The SNC-Lavalin affair offers the bingo of betrayed Liberal commitments: Robyn Urback
It has shown the government to be as cynical, partisan and calculating as its predecessors
The destructive power of the SNC-Lavalin scandal — of which we appear to still be in the early stages — lies in its sheer comprehensiveness. It is not simply an indictment of the Liberals' professed commitment to transparency. Or of the illusion of a shift away from Harper-era "self-serving" partisanship. Or of the Trudeau government's prophetic waxing about the principles of feminism, goodness and positivity.
It is, rather, all of those things: A bingo of betrayed commitments, wrapped in a package of a classic Liberal scandal.
The Prime Minister's Office is alleged to have pressured the attorney general to drop the criminal prosecution of a Quebec engineering company steeped in scandal and facing fraud and corruption charges. Hello, old friend. Haven't seen you in a while.
The evolving saga is not easily digestible, nor will it necessarily resonate as widely as some of the other moments that have pockmarked Justin Trudeau's term. "Trudeau pays terrorist $10.5 million"lends itself better to campaign-time propaganda. Canadians will actually feel the impact of tax changes and sputtered pipeline timelines, and recall the abandoned promise of electoral reform next time they head to the polls.
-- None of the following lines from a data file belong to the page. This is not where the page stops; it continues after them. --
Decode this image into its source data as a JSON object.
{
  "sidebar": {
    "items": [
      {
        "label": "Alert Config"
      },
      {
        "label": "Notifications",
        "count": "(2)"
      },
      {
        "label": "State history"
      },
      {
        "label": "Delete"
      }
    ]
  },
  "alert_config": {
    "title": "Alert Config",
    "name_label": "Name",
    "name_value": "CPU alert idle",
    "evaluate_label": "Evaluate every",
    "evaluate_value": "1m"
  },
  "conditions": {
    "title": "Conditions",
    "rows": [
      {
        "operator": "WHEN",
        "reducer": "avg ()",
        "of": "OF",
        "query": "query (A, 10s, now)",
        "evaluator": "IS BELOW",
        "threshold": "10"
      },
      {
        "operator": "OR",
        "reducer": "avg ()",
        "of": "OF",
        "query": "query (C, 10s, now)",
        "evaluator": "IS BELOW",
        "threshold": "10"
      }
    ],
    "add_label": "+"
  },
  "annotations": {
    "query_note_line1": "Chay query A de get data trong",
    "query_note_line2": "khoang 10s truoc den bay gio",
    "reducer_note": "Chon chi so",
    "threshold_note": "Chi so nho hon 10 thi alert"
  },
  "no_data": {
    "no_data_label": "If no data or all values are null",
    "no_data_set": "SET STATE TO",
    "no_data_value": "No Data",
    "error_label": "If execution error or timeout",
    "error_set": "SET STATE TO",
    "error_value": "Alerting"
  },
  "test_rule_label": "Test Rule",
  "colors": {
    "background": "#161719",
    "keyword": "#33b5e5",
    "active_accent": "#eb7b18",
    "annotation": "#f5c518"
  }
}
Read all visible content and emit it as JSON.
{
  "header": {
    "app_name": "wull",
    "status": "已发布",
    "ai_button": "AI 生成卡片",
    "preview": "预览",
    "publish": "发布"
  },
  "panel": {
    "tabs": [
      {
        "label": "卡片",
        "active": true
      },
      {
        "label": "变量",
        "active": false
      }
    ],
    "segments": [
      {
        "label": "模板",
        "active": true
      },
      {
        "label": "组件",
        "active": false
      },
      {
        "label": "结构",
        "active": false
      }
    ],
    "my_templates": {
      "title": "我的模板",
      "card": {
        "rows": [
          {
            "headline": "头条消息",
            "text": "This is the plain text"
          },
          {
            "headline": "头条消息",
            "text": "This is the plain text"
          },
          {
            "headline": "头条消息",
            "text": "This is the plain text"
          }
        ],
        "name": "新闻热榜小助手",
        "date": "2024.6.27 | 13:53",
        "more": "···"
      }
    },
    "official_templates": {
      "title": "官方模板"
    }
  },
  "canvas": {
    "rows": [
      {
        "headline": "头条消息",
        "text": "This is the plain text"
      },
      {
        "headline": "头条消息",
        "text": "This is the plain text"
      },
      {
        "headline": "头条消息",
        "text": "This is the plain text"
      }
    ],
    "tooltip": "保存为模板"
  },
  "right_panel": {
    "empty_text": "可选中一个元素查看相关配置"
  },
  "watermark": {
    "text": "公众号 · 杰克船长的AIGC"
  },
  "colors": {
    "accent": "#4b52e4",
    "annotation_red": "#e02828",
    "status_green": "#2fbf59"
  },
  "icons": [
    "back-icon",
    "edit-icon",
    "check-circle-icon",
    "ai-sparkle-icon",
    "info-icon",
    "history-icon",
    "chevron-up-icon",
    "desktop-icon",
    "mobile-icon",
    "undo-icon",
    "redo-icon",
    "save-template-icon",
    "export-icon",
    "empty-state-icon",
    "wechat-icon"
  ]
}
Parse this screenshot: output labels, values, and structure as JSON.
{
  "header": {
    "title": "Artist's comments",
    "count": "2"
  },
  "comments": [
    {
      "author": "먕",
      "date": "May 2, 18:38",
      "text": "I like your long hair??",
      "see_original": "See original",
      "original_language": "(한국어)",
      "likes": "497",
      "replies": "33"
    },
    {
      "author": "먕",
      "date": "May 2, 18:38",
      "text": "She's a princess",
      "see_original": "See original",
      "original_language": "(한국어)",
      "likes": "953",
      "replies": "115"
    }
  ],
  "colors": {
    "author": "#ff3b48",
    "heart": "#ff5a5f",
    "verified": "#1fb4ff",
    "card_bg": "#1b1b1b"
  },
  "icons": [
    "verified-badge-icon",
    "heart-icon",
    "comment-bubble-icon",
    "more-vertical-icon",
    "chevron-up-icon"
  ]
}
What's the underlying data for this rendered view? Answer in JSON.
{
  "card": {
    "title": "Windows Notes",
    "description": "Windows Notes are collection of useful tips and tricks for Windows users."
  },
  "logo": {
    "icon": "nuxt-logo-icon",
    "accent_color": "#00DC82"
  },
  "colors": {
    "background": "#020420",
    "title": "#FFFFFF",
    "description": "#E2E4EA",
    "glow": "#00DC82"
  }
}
But the SNC-Lavalin affair, convoluted and esoteric as it may be, cuts to the core of the Liberals' central promise from back in 2015: That this government would be different in specific, measurable ways. It just takes one clumsy scandal to demonstrate the extent to which that has not happened.
The roots of this scandal were borne, ironically, from one specific broken promise: The Liberals would end what they called the "undemocratic" practice of using omnibus bills to bury controversial proposals.
The Liberals were aghast at Stephen Harper's use of these trail-mix bills — until they formed government and realized how handy they were to, for example, make a change to the Criminal Code using the Budget Implementation Act.
That change, which came into effect last year, introduced deferred prosecution agreements (DPA) to Canada — plea deals, effectively, for corporate wrongdoing. It was a big win for SNC-Lavalin, which had been lobbying the government to introduce the remediation measure, since it was (and is) facing the prospect of a 10-year ban on bidding on federal contracts stemming from 2015 corruption and fraud charges.
Breaking its own promise, the Liberals bundled the change in an omnibus bill — thus shielding it from oversight and debate — and passed it into law. That laid the foundation for last week's Globe and Mail report, which alleged that PMO staff had pressured then-Attorney General Jody Wilson-Raybould to facilitate a DPA for SNC-Lavalin.
Wilson-Raybould reportedly refused, and she was shuffled out of her position in January. On Tuesday, she resigned from cabinet.
Here's what we know, up until this point: The government used a shady tactic it swore it wouldn't use to pass a legislative change at the behest of an influential Quebec corporation — a corporation, it should be noted, that previously broke the law in order to funnel money disproportionately to the Liberal Party.
It has not been independently confirmed that the PMO tried to influence SNC-Lavalin's criminal case, but it is fact that the PMO, contrary to its once-sanguine promises of transparency, has shown little interest in telling the public what happened.
Trudeau has been repeatedly asked if he will waive privilege to allow the former attorney general to talk publicly about what happened. So far, he has declined, saying only that he's consulting with his new justice minister on the matter.
That does not mean other people aren't talking, mind you. On Saturday, the Canadian Press published dispatches from several unnamed Liberals who speculated that Wilson-Raybould herself was behind the initial Globe report. They described her as difficult to work with, flighty and self-centred.
"It's never been about the government or the cabinet. Everything is very Jody-centric," one remarked.
What struck particularly odd about the airing of these sexist tropes is that they elicited not so much as a peep from the direction of the PMO — odd from an administration that took care to, for example, work feminism into a prospective trade deal with China.
Indeed, one would think that a PMO that runs as tight of a ship as Trudeau's wouldn't tolerate rogue Liberal mouth-breathers taking sexist shots at someone who was, at that time, still in cabinet. Unless, of course, they were dispatched at the behest of the PMO in order to test the message. But that is something cynical, partisan, calculating administrations do; not those that promise to do politics differently. Right?
In any case, Trudeau backed the Liberal machine over Wilson-Raybould himself on Tuesday, suggesting that if she felt pressure over conversations about SNC-Lavalin, she should have approached him herself. This is obviously another go at misdirection: The issue is not why she didn't report the pressure, but why she was subjected to it in the first place.
A solid effort, and one that fits well with a government that has proven itself to be just as cynical, partisan and calculating as its predecessors. One that works in the interests of a tainted global corporation, buries a legislative change in a once-maligned tool, locks down communication to control the message, and tolerates — even participates in — the railroading of a former cabinet member's reputation.
This is a scandal at its most comprehensive. The Liberals promised to be different; SNC-Lavalin is all the reasons they are not.